9.火急
「私が悪かったんだ……」
「ルナのせいじゃないよ」
廊下の隅でしゃがみこんで顔を手で覆うルナの肩をエトヴィンが掴んだ。
「でも……」
「逃げようか」
「え?」
「この研究所から二人で抜け出しちゃおう。ほら、ここに誰も来ないだろ?さっき放送で火事だって言ってたみたいだし……。ここから抜け出してカルトンの君の家にでも行こう。今なら、誰にも見つからないよ」
そう言って、エトヴィンはルナの手を掴んで、立ち上がらせた。
★
重たい足を引きずる。
疲労ではなく、痛みで眉間に皺が寄る。分厚いコートを着ていれば、噛みつかれても大丈夫だと思っていたが、まさか、手袋と袖の間の腕を噛みつかれるとは思ってもみなかった。
「ああ……花……花が、咲いてる」
ルナは頭を抱えてしゃがみこんだ患者の傍まで歩いた。背中からは五十センチほどの大きな赤黒い花弁を揺らした花が咲いていた。確認してみると栄養となった患者はもう死んでいるようだった。クレマチスのような花が風に揺れる。
「採取して、家に持ち帰って、研究しないと……」
血を止めるために手首にベルトを巻いていたので右手の感覚がない。ルナはベルトを解いて、しばらく感覚が戻るのを待ってから鞄から採取セットを取り出した。さすがに花を全て持って帰ることはできないため、部位ことに少しずつ切り取って、丁寧に鞄の中に入れて、またそれを背負い立ち上がった。
「……返事を、しないと……」
甘えていたといえば、嘘になる。
いつまでも不摂生を直そうとしなかったのも、いつか好きな研究をしたいと夢を語ったのも。いつまでも隣でそれを注意してもらえると思った。エトヴィンなら絶対についてきて手伝ってくれると思ったからだ。
どこに行っても一緒なのだ、と。
だから、こんな危険な場所までついてきた。連れてきてしまった。
文句も言わずに、こちらが何も言わずにずっと一緒にいてくれるなんて、そんな傲慢がなかったら、こんなことにはならなかったかもしれない。
自分の不始末は、自分で片づけなければならない。
ルナは歩いた。
家を出たのは早朝だったはずなのに、自宅の前についた頃には夕陽が山の向こうに顔を隠していた。いつもは数分もかからないはしごを十分かけてのぼり、ルナは窓からダイニングに転がり込んだ。

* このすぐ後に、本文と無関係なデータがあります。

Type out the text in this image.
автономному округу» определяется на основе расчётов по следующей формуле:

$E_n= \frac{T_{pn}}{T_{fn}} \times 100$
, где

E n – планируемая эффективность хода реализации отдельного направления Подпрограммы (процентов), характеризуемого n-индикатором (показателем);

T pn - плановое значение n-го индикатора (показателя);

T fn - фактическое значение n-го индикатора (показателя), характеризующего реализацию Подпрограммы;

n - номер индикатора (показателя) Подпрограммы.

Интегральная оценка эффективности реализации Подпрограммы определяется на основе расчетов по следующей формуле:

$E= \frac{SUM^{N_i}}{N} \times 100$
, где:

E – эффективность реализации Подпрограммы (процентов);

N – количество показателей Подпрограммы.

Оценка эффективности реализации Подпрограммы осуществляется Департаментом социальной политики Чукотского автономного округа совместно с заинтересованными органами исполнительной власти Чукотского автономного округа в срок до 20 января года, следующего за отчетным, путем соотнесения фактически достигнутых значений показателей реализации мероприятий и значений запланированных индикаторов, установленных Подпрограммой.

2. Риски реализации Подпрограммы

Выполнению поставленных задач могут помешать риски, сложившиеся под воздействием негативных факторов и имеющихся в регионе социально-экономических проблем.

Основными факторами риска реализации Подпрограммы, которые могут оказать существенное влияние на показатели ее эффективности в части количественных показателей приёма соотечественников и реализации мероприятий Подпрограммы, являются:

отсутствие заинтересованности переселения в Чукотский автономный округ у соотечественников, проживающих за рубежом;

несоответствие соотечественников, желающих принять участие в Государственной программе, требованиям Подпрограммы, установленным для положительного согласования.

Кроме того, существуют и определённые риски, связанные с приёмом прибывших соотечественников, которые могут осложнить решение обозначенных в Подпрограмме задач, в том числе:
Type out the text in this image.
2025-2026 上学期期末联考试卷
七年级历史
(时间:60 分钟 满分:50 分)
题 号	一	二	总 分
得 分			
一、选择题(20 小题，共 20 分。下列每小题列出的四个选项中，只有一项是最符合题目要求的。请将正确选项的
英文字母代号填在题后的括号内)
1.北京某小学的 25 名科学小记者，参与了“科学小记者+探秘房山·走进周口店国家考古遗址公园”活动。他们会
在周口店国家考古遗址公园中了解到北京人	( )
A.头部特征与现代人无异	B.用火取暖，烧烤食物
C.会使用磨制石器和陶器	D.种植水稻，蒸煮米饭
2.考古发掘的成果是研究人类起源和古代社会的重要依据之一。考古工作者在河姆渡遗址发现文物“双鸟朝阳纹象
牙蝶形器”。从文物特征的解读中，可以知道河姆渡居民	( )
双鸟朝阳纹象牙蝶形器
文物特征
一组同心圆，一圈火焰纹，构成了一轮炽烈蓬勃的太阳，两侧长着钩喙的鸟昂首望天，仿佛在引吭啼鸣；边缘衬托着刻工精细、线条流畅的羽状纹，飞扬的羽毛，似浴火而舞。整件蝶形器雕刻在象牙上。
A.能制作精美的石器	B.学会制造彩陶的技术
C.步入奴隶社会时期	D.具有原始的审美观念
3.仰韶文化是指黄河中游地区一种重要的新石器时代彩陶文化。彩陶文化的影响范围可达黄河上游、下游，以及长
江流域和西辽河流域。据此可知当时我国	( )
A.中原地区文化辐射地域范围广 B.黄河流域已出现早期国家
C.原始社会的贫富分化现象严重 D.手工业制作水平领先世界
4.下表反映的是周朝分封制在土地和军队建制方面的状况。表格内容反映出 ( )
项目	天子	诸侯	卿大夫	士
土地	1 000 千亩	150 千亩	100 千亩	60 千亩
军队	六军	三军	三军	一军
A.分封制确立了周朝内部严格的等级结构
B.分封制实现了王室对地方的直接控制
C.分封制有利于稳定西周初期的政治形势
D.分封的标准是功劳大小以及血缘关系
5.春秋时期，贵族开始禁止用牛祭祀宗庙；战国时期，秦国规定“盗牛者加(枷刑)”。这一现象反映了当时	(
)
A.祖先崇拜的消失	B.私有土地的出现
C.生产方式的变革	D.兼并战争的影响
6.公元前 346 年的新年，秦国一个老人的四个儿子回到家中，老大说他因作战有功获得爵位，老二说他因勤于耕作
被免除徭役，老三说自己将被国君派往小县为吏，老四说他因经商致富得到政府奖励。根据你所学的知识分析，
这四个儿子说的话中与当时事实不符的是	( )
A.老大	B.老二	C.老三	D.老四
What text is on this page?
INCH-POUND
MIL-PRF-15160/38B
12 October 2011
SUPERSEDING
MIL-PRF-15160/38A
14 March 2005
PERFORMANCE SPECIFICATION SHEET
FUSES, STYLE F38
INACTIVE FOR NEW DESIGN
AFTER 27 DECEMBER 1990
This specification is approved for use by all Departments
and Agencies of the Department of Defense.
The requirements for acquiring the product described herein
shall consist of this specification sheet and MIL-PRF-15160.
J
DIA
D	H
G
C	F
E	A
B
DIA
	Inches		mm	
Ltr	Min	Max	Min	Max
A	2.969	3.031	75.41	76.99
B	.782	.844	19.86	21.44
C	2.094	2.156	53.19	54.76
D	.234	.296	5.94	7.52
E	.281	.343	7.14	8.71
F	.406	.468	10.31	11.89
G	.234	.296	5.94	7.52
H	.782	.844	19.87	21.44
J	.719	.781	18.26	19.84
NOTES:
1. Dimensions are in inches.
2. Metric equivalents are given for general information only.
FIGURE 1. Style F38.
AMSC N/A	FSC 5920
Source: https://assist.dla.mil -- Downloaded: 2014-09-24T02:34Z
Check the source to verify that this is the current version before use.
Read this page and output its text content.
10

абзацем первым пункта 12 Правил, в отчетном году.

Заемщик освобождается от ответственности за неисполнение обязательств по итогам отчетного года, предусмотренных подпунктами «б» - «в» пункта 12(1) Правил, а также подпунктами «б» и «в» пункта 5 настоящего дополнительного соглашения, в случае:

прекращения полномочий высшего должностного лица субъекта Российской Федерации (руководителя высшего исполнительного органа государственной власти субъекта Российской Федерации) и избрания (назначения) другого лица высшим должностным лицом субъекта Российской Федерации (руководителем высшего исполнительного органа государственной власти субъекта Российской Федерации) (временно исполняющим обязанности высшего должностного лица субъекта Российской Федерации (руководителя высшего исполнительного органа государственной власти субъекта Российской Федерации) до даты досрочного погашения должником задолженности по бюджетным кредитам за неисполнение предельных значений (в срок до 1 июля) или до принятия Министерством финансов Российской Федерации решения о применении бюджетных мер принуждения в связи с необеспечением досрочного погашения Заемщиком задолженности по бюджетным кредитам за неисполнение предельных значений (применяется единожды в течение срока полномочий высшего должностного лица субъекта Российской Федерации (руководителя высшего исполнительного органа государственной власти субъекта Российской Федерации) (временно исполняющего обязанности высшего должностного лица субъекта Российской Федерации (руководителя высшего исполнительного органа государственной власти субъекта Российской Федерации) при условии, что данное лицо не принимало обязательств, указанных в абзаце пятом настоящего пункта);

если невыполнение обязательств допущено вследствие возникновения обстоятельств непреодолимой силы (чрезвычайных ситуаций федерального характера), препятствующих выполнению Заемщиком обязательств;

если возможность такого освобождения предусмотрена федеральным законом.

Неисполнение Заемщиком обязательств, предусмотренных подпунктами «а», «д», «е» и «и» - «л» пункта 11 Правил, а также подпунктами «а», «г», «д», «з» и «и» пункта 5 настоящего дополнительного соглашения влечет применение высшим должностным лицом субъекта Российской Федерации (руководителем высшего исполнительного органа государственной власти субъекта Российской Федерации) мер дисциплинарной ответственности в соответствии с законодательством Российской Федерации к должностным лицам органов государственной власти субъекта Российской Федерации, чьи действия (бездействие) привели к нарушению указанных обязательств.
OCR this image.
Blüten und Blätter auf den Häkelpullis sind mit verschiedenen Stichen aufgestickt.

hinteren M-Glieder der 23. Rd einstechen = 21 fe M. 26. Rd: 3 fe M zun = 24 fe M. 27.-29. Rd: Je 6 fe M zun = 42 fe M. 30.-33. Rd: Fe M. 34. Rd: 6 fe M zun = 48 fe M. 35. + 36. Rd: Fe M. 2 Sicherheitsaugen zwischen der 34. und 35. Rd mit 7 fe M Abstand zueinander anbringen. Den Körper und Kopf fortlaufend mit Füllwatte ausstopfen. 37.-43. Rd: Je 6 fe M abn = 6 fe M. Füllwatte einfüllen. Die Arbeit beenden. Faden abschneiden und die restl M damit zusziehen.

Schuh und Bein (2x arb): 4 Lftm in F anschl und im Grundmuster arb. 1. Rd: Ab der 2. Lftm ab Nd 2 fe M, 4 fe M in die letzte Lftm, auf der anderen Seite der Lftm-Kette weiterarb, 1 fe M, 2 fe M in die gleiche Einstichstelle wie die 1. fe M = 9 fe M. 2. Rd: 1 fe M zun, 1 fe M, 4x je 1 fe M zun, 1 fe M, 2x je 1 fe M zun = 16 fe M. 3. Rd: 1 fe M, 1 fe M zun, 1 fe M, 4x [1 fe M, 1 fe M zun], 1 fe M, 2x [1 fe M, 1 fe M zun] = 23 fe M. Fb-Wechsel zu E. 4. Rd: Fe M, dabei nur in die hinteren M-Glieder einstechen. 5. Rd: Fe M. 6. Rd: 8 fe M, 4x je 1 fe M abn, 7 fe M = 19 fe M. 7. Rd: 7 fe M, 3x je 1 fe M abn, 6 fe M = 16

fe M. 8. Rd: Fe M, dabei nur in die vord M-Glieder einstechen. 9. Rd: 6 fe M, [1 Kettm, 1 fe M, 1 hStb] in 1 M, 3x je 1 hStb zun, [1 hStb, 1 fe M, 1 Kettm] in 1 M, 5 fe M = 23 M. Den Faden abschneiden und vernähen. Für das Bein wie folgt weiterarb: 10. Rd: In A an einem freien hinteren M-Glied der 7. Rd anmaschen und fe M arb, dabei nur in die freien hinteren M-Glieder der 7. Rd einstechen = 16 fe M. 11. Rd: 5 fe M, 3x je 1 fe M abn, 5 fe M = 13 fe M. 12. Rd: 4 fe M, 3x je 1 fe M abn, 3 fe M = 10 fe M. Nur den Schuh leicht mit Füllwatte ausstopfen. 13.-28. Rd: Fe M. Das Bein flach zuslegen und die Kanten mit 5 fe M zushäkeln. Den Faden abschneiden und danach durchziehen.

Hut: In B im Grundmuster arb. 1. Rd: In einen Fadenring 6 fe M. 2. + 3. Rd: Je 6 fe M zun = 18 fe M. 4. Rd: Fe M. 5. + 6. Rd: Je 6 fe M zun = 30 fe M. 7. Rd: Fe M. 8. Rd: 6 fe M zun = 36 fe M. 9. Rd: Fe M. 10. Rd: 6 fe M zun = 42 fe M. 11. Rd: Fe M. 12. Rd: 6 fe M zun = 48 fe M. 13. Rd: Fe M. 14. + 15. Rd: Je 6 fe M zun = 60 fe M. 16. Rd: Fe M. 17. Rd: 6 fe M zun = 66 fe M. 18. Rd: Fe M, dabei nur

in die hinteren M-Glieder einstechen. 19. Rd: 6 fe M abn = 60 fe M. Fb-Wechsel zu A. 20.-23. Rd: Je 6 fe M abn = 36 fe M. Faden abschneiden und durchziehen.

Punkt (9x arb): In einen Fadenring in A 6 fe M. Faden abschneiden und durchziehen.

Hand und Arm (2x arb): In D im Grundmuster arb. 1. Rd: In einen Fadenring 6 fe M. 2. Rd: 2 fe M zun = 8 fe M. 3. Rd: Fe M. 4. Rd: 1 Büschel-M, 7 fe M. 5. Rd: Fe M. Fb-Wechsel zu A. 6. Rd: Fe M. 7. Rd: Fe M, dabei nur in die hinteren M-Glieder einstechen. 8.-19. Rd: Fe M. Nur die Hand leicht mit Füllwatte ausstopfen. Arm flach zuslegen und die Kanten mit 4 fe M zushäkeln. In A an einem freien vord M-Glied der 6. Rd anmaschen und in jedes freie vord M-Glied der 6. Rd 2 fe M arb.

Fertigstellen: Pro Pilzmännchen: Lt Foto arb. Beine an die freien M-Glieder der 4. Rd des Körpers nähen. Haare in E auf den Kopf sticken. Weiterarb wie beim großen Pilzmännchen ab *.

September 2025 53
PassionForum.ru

今になって医療キットを鞄に入れていなかったのが、悔やまれる。
「感染してから初期の凶暴性が現れるまで、約三日……いや、今更、時間など気にしなくてもいいかもしれないな」
キッチンの棚の下の段から消毒液とガーゼと包帯を取り出す。
「……できる。やってみせる。エトヴィンだけでも」
ルナは、鞄をひっつかんで研究室に駆け込んだ。